Он попятился в темноту, его трясло. Он ощутил себя слабым, беспомощным. Неужто опять его ведет незримая сила, более мощная, чем он сам? Нельзя остановиться, говорить с обрами, убеждать их, пробовать повернуть к Добру… Души обров поразило что-то ужасное, они черные внутри, и такой народ или племя, а скорее воинское братство, – обречены. А он обречен вести с ними бой.

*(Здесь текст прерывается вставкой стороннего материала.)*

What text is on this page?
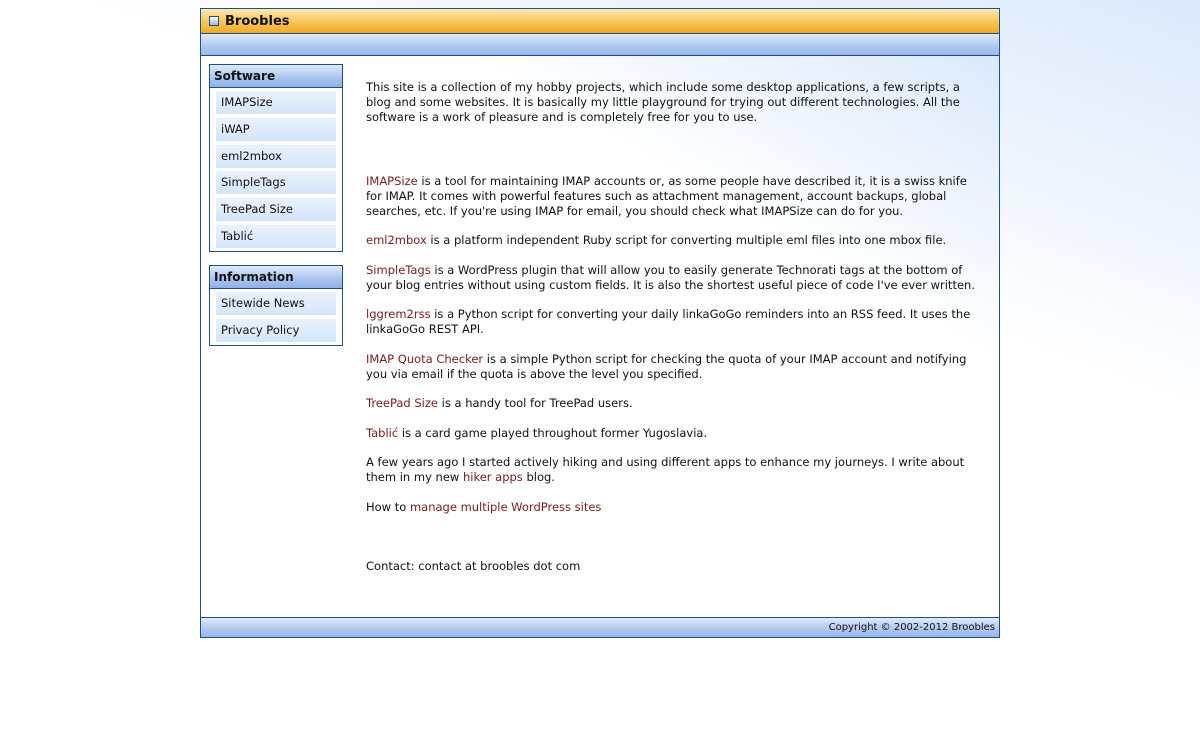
Broobles
Software
IMAPSize
iWAP
eml2mbox
SimpleTags
TreePad Size
Tablić
Information
Sitewide News
Privacy Policy

This site is a collection of my hobby projects, which include some desktop applications, a few scripts, a blog and some websites. It is basically my little playground for trying out different technologies. All the software is a work of pleasure and is completely free for you to use.

IMAPSize is a tool for maintaining IMAP accounts or, as some people have described it, it is a swiss knife for IMAP. It comes with powerful features such as attachment management, account backups, global searches, etc. If you're using IMAP for email, you should check what IMAPSize can do for you.

eml2mbox is a platform independent Ruby script for converting multiple eml files into one mbox file.

SimpleTags is a WordPress plugin that will allow you to easily generate Technorati tags at the bottom of your blog entries without using custom fields. It is also the shortest useful piece of code I've ever written.

lggrem2rss is a Python script for converting your daily linkaGoGo reminders into an RSS feed. It uses the linkaGoGo REST API.

IMAP Quota Checker is a simple Python script for checking the quota of your IMAP account and notifying you via email if the quota is above the level you specified.

TreePad Size is a handy tool for TreePad users.

Tablić is a card game played throughout former Yugoslavia.

A few years ago I started actively hiking and using different apps to enhance my journeys. I write about them in my new hiker apps blog.

How to manage multiple WordPress sites

Contact: contact at broobles dot com

Copyright © 2002-2012 Broobles
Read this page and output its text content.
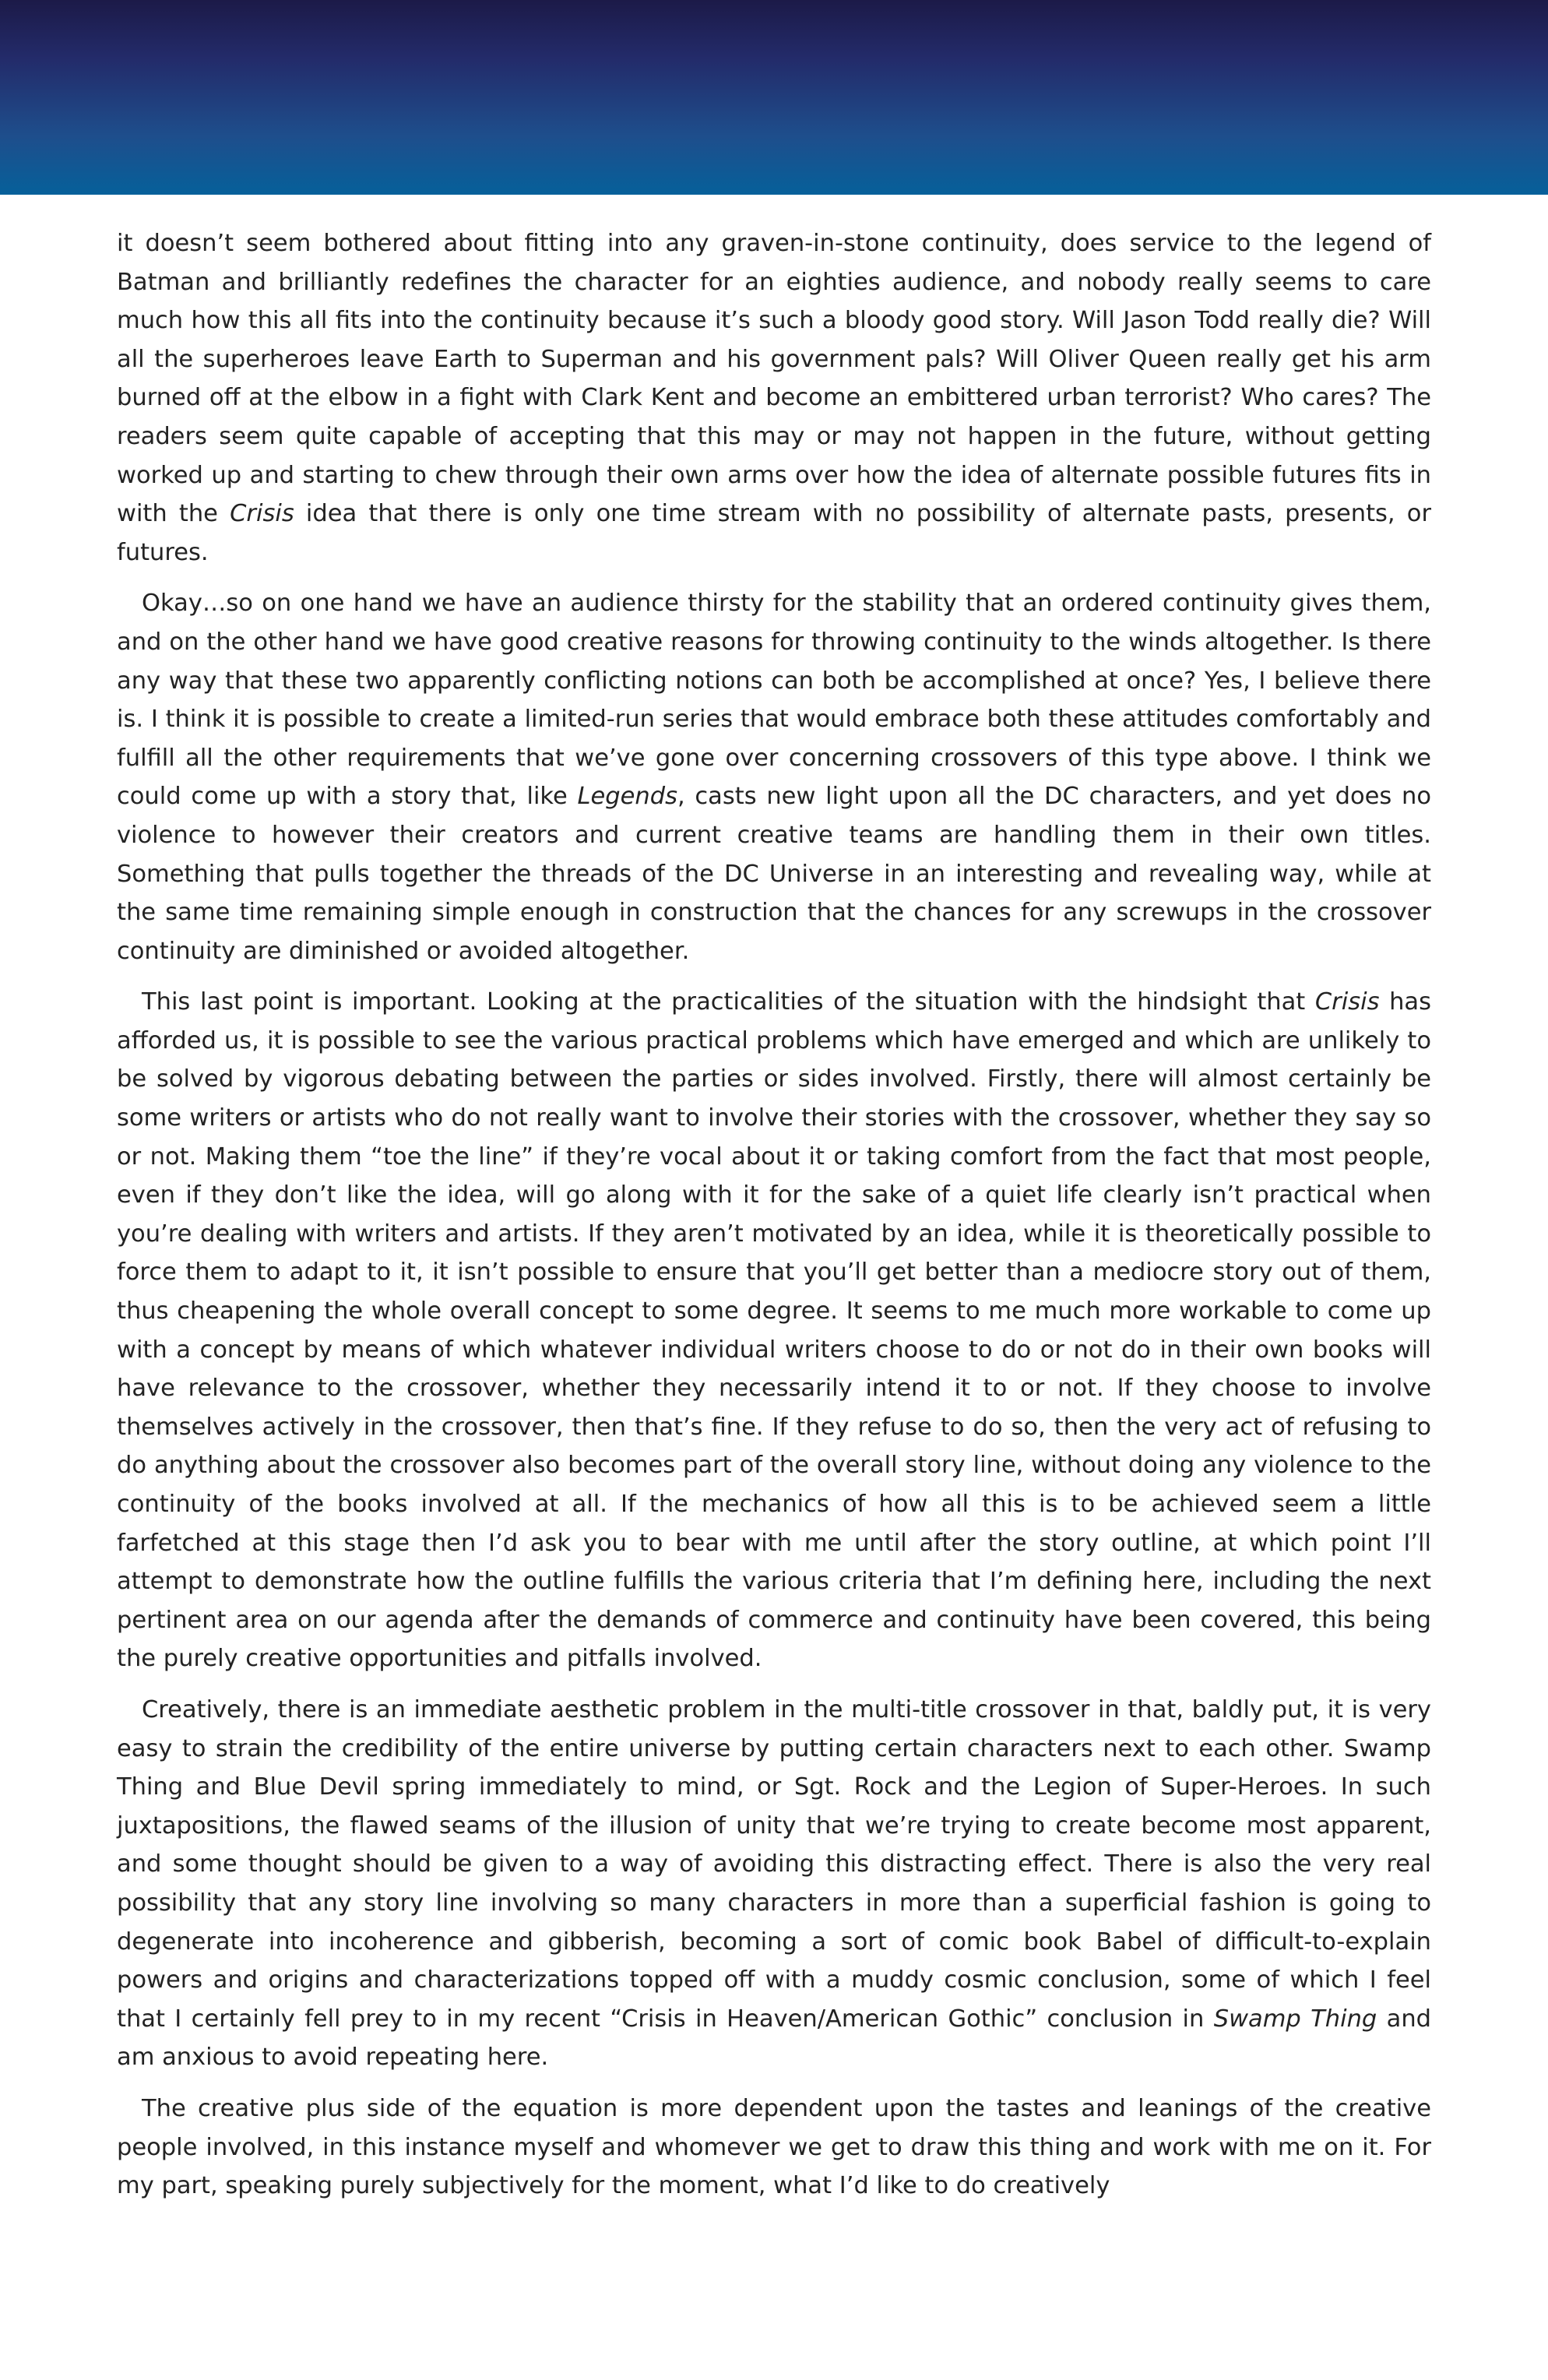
it doesn’t seem bothered about fitting into any graven-in-stone continuity, does service to the legend of Batman and brilliantly redefines the character for an eighties audience, and nobody really seems to care much how this all fits into the continuity because it’s such a bloody good story. Will Jason Todd really die? Will all the superheroes leave Earth to Superman and his government pals? Will Oliver Queen really get his arm burned off at the elbow in a fight with Clark Kent and become an embittered urban terrorist? Who cares? The readers seem quite capable of accepting that this may or may not happen in the future, without getting worked up and starting to chew through their own arms over how the idea of alternate possible futures fits in with the Crisis idea that there is only one time stream with no possibility of alternate pasts, presents, or futures.

Okay…so on one hand we have an audience thirsty for the stability that an ordered continuity gives them, and on the other hand we have good creative reasons for throwing continuity to the winds altogether. Is there any way that these two apparently conflicting notions can both be accomplished at once? Yes, I believe there is. I think it is possible to create a limited-run series that would embrace both these attitudes comfortably and fulfill all the other requirements that we’ve gone over concerning crossovers of this type above. I think we could come up with a story that, like Legends, casts new light upon all the DC characters, and yet does no violence to however their creators and current creative teams are handling them in their own titles. Something that pulls together the threads of the DC Universe in an interesting and revealing way, while at the same time remaining simple enough in construction that the chances for any screwups in the crossover continuity are diminished or avoided altogether.

This last point is important. Looking at the practicalities of the situation with the hindsight that Crisis has afforded us, it is possible to see the various practical problems which have emerged and which are unlikely to be solved by vigorous debating between the parties or sides involved. Firstly, there will almost certainly be some writers or artists who do not really want to involve their stories with the crossover, whether they say so or not. Making them “toe the line” if they’re vocal about it or taking comfort from the fact that most people, even if they don’t like the idea, will go along with it for the sake of a quiet life clearly isn’t practical when you’re dealing with writers and artists. If they aren’t motivated by an idea, while it is theoretically possible to force them to adapt to it, it isn’t possible to ensure that you’ll get better than a mediocre story out of them, thus cheapening the whole overall concept to some degree. It seems to me much more workable to come up with a concept by means of which whatever individual writers choose to do or not do in their own books will have relevance to the crossover, whether they necessarily intend it to or not. If they choose to involve themselves actively in the crossover, then that’s fine. If they refuse to do so, then the very act of refusing to do anything about the crossover also becomes part of the overall story line, without doing any violence to the continuity of the books involved at all. If the mechanics of how all this is to be achieved seem a little farfetched at this stage then I’d ask you to bear with me until after the story outline, at which point I’ll attempt to demonstrate how the outline fulfills the various criteria that I’m defining here, including the next pertinent area on our agenda after the demands of commerce and continuity have been covered, this being the purely creative opportunities and pitfalls involved.

Creatively, there is an immediate aesthetic problem in the multi-title crossover in that, baldly put, it is very easy to strain the credibility of the entire universe by putting certain characters next to each other. Swamp Thing and Blue Devil spring immediately to mind, or Sgt. Rock and the Legion of Super-Heroes. In such juxtapositions, the flawed seams of the illusion of unity that we’re trying to create become most apparent, and some thought should be given to a way of avoiding this distracting effect. There is also the very real possibility that any story line involving so many characters in more than a superficial fashion is going to degenerate into incoherence and gibberish, becoming a sort of comic book Babel of difficult-to-explain powers and origins and characterizations topped off with a muddy cosmic conclusion, some of which I feel that I certainly fell prey to in my recent “Crisis in Heaven/American Gothic” conclusion in Swamp Thing and am anxious to avoid repeating here.

The creative plus side of the equation is more dependent upon the tastes and leanings of the creative people involved, in this instance myself and whomever we get to draw this thing and work with me on it. For my part, speaking purely subjectively for the moment, what I’d like to do creatively
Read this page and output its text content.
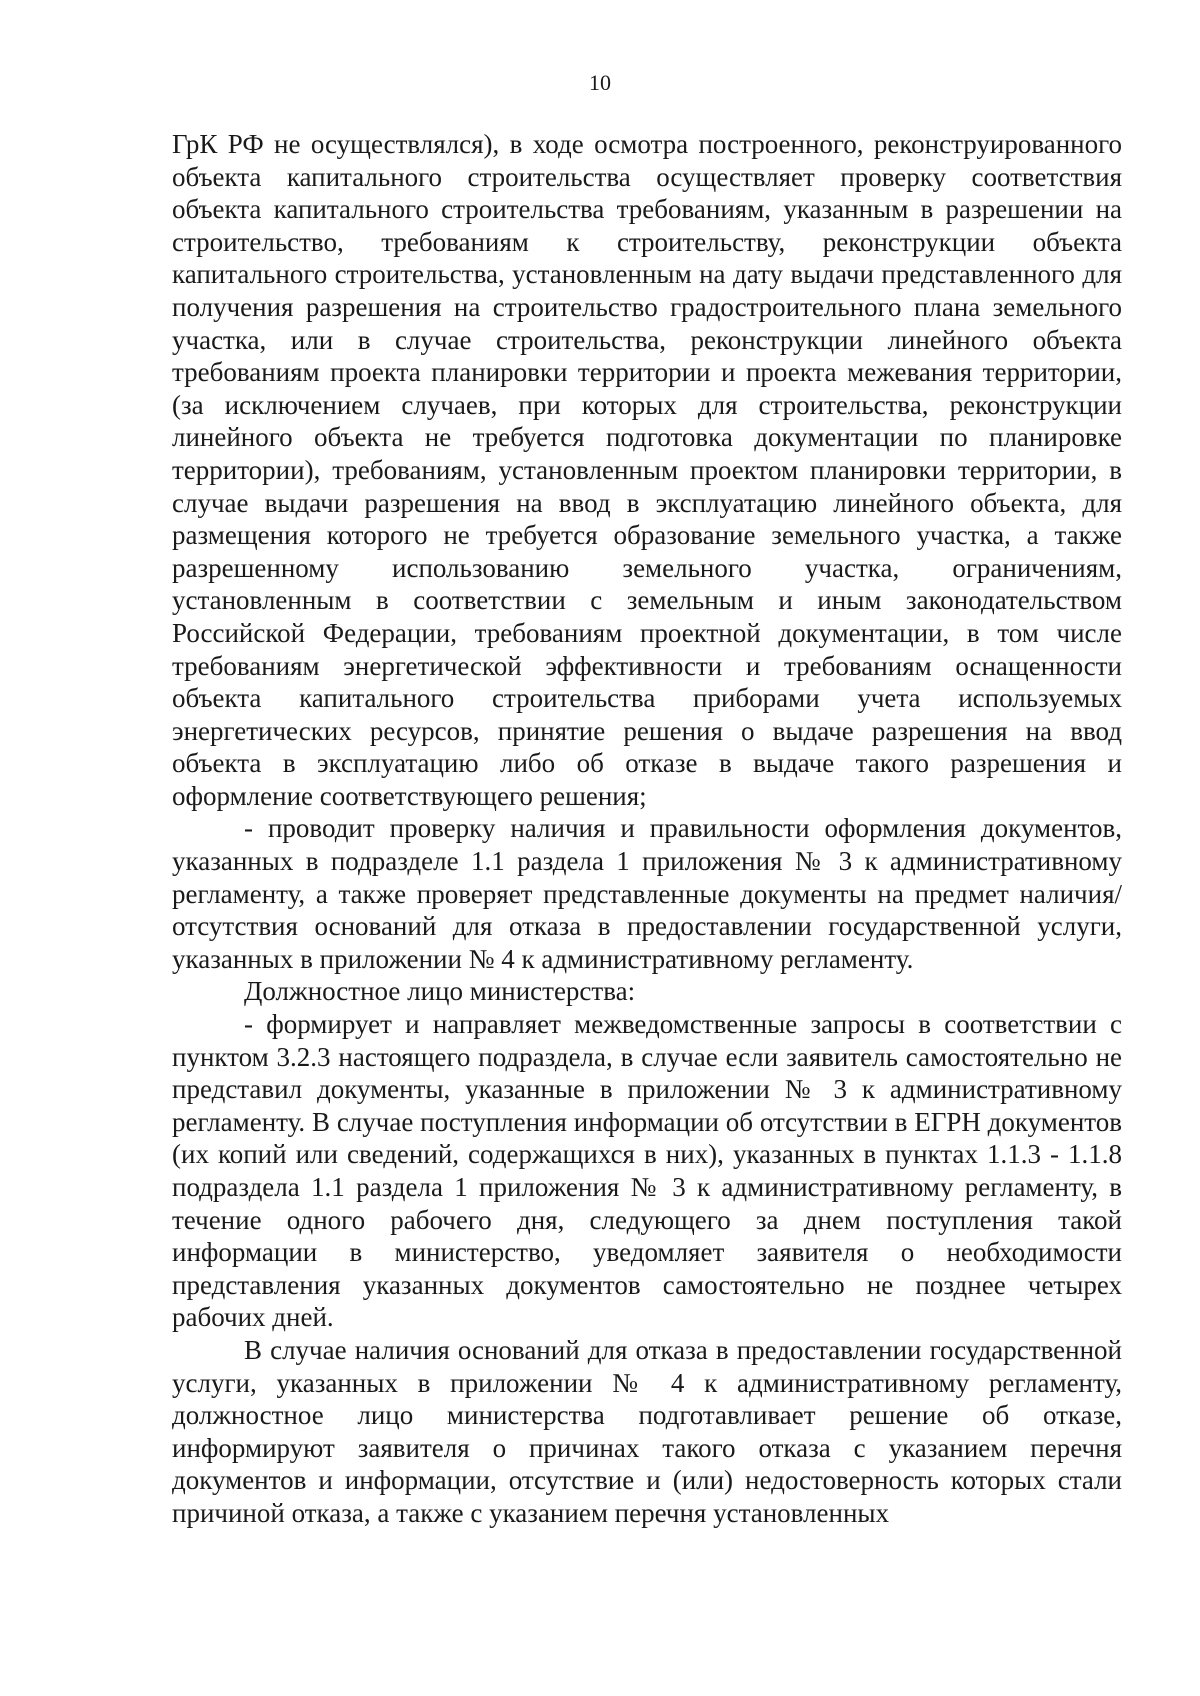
10

ГрК РФ не осуществлялся), в ходе осмотра построенного, реконструированного объекта капитального строительства осуществляет проверку соответствия объекта капитального строительства требованиям, указанным в разрешении на строительство, требованиям к строительству, реконструкции объекта капитального строительства, установленным на дату выдачи представленного для получения разрешения на строительство градостроительного плана земельного участка, или в случае строительства, реконструкции линейного объекта требованиям проекта планировки территории и проекта межевания территории, (за исключением случаев, при которых для строительства, реконструкции линейного объекта не требуется подготовка документации по планировке территории), требованиям, установленным проектом планировки территории, в случае выдачи разрешения на ввод в эксплуатацию линейного объекта, для размещения которого не требуется образование земельного участка, а также разрешенному использованию земельного участка, ограничениям, установленным в соответствии с земельным и иным законодательством Российской Федерации, требованиям проектной документации, в том числе требованиям энергетической эффективности и требованиям оснащенности объекта капитального строительства приборами учета используемых энергетических ресурсов, принятие решения о выдаче разрешения на ввод объекта в эксплуатацию либо об отказе в выдаче такого разрешения и оформление соответствующего решения;

- проводит проверку наличия и правильности оформления документов, указанных в подразделе 1.1 раздела 1 приложения № 3 к административному регламенту, а также проверяет представленные документы на предмет наличия/отсутствия оснований для отказа в предоставлении государственной услуги, указанных в приложении № 4 к административному регламенту.

Должностное лицо министерства:

- формирует и направляет межведомственные запросы в соответствии с пунктом 3.2.3 настоящего подраздела, в случае если заявитель самостоятельно не представил документы, указанные в приложении № 3 к административному регламенту. В случае поступления информации об отсутствии в ЕГРН документов (их копий или сведений, содержащихся в них), указанных в пунктах 1.1.3 - 1.1.8 подраздела 1.1 раздела 1 приложения № 3 к административному регламенту, в течение одного рабочего дня, следующего за днем поступления такой информации в министерство, уведомляет заявителя о необходимости представления указанных документов самостоятельно не позднее четырех рабочих дней.

В случае наличия оснований для отказа в предоставлении государственной услуги, указанных в приложении № 4 к административному регламенту, должностное лицо министерства подготавливает решение об отказе, информируют заявителя о причинах такого отказа с указанием перечня документов и информации, отсутствие и (или) недостоверность которых стали причиной отказа, а также с указанием перечня установленных
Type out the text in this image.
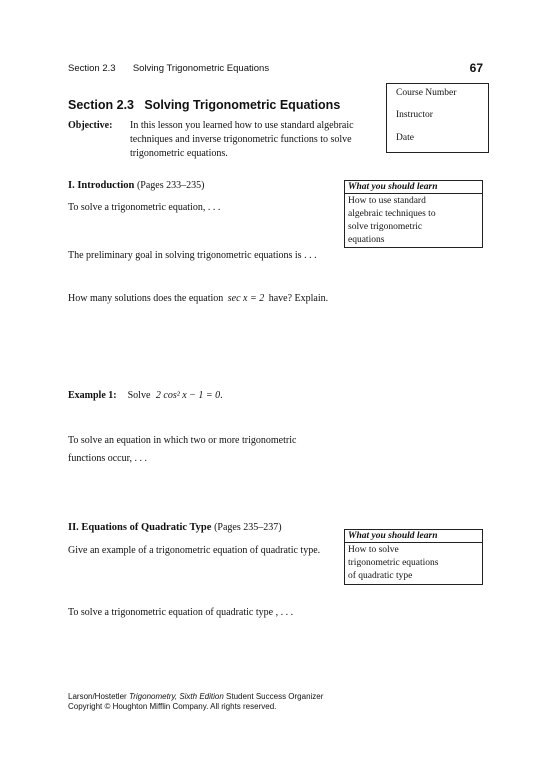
Section 2.3 Solving Trigonometric Equations	67
Course Number
Instructor
Date
Section 2.3   Solving Trigonometric Equations
Objective: In this lesson you learned how to use standard algebraic
techniques and inverse trigonometric functions to solve
trigonometric equations.
I. Introduction (Pages 233–235)	What you should learn
How to use standard
algebraic techniques to
solve trigonometric
equations
To solve a trigonometric equation, . . .
The preliminary goal in solving trigonometric equations is . . .
How many solutions does the equation sec x = 2 have? Explain.
Example 1: Solve 2 cos² x − 1 = 0.
To solve an equation in which two or more trigonometric
functions occur, . . .
II. Equations of Quadratic Type (Pages 235–237)
What you should learn
How to solve
trigonometric equations
of quadratic type
Give an example of a trigonometric equation of quadratic type.
To solve a trigonometric equation of quadratic type , . . .
Larson/Hostetler Trigonometry, Sixth Edition Student Success Organizer
Copyright © Houghton Mifflin Company. All rights reserved.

Олег устало, словно нес на плечах горный хребет, потащился обратно в лес.
В пещере он долго и безуспешно звал Тайных. Да, он отступник, ибо оставил волховство, стал ведуном, ищет новые пути к Истине. Но из Семи Тайных ненавидит его только Фагим, глава Совета, с остальными удавалось мысленно общаться все годы. Они осуждают за отступничество, по-прежнему верят в старые пути, но все же общались!.. Или он сам настолько выпал в этот плоский мир, что утерял былую мощь, может общаться лишь, как и все здесь, криками и жестами?
Голова раскалилась от усилий, но под плотно стиснутыми веками он видел только черноту. Поплыли светлые пятна, потом – цветные, замелькали узоры, словно жилки на молодом листе, но всматривался напрасно – просто пятна, просто узоры, что исчезали, размывались, заменялись другими. Он ощутил слезы на щеках. Соленые как море, горькие.
Когда рассвет оттеснил ночь, Олег выбрел из пещеры на вершину холма, лег за огромным валуном, похожим на исполинский бараний лоб. Высоко в небе загорелись облака, подожженные стрелами Сварога, как совсем недавно горел терем племенного вождя дулебов. Олег перевернулся, уткнул горячий лоб в холодную землю. Увы, Апия, мать-сыра земля, заботливо охлаждала жар своего дитяти, лелеяла по-матерински, но молчала. Богиня знала все ответы на старые вопросы, но жизнь уже мчалась новыми, неведомыми ей путями.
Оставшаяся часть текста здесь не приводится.